Steam engine ethics and SQL regulation
May 4, 2021
You walk into a bank, and you have all the means to afford a mortgage to buy your dream house. After looking at your application the bank tells you they will not give you a loan. At this stage, what matters most to you?
1) To know if the decision was made by a steam engine calculator, by a human brain, or by an AI mathematical model, and to discuss exactly how each might have reached its "decision"?
Or
2) To follow a robust, simple, available process of appeal that corrects the decision? After all you are capable of paying.
Imagine now that you read an article online spreading misinformation about CoViD. What matters most to you:
1) To discover if the website owner employed a human or an advanced NLP model to write the article and to regulate the NLP model?
OR
2) To have the means to control and regulate the spread of misinformation and hold people accountable for publishing it?
We should spend more of our "ethics" and "regulation" resources on the consequences of actions and opportunities for redress. For example, many decisions are made with SQL-database statements, but do we need SQL regulation? Steam Engine ethics? The analogy isn't perfect but attention should re-calibrate to focus on the very real consequences and outcomes to those affected.
Attention paid to the victims of any injustice is well deserved.

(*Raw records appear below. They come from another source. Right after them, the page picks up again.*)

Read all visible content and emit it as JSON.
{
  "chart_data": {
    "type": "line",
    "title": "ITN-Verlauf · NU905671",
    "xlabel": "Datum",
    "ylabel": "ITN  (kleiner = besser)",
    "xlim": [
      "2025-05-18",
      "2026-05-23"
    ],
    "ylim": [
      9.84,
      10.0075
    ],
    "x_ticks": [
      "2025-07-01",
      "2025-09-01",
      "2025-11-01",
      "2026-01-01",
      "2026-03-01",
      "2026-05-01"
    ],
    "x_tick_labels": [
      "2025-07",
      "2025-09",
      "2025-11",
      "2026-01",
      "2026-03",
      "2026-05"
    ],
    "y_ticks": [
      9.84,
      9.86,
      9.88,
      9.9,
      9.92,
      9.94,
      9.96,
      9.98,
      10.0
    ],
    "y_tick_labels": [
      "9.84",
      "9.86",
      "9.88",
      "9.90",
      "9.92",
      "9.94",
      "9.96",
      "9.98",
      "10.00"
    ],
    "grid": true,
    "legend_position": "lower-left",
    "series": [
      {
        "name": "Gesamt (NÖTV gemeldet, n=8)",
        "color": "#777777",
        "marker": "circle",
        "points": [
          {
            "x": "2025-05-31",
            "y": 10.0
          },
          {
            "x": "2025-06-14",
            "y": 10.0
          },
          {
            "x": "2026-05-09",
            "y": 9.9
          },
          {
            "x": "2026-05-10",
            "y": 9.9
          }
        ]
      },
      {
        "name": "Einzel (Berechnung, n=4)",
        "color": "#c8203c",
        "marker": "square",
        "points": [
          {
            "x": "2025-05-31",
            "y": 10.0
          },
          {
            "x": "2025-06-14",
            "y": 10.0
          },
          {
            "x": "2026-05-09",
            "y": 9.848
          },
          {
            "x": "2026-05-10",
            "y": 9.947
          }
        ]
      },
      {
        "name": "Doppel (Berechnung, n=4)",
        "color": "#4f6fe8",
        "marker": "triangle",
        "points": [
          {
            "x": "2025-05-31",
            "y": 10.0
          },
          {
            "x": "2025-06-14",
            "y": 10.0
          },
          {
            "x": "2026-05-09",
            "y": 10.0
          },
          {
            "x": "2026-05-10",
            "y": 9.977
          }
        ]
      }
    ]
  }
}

And resources (people, money, time, etc) dedicated to the fascinating details of "how does AI/human-brain/steam-engine work?" may come at the cost of resources dedicated to the less glamorous but more practical, and largely technology agnostic, problems of "what systems do we put in place to prevent and correct injustices?".
Precisely because getting the regulation and ethics right matters: where do you think we should focus attention? When faced with any specific AI-ethics or AI-regulation situation, here is simple check: ask yourself "do I care mostly about the technology that is being used, or about what is being done?"
I believe that focusing on what is being done and systems and processes to correct injustices in largely technology agnostic ways, will in the end result in better more trustworthy human-AI interactions and systems. I also think it will have larger positive impact in people's lives.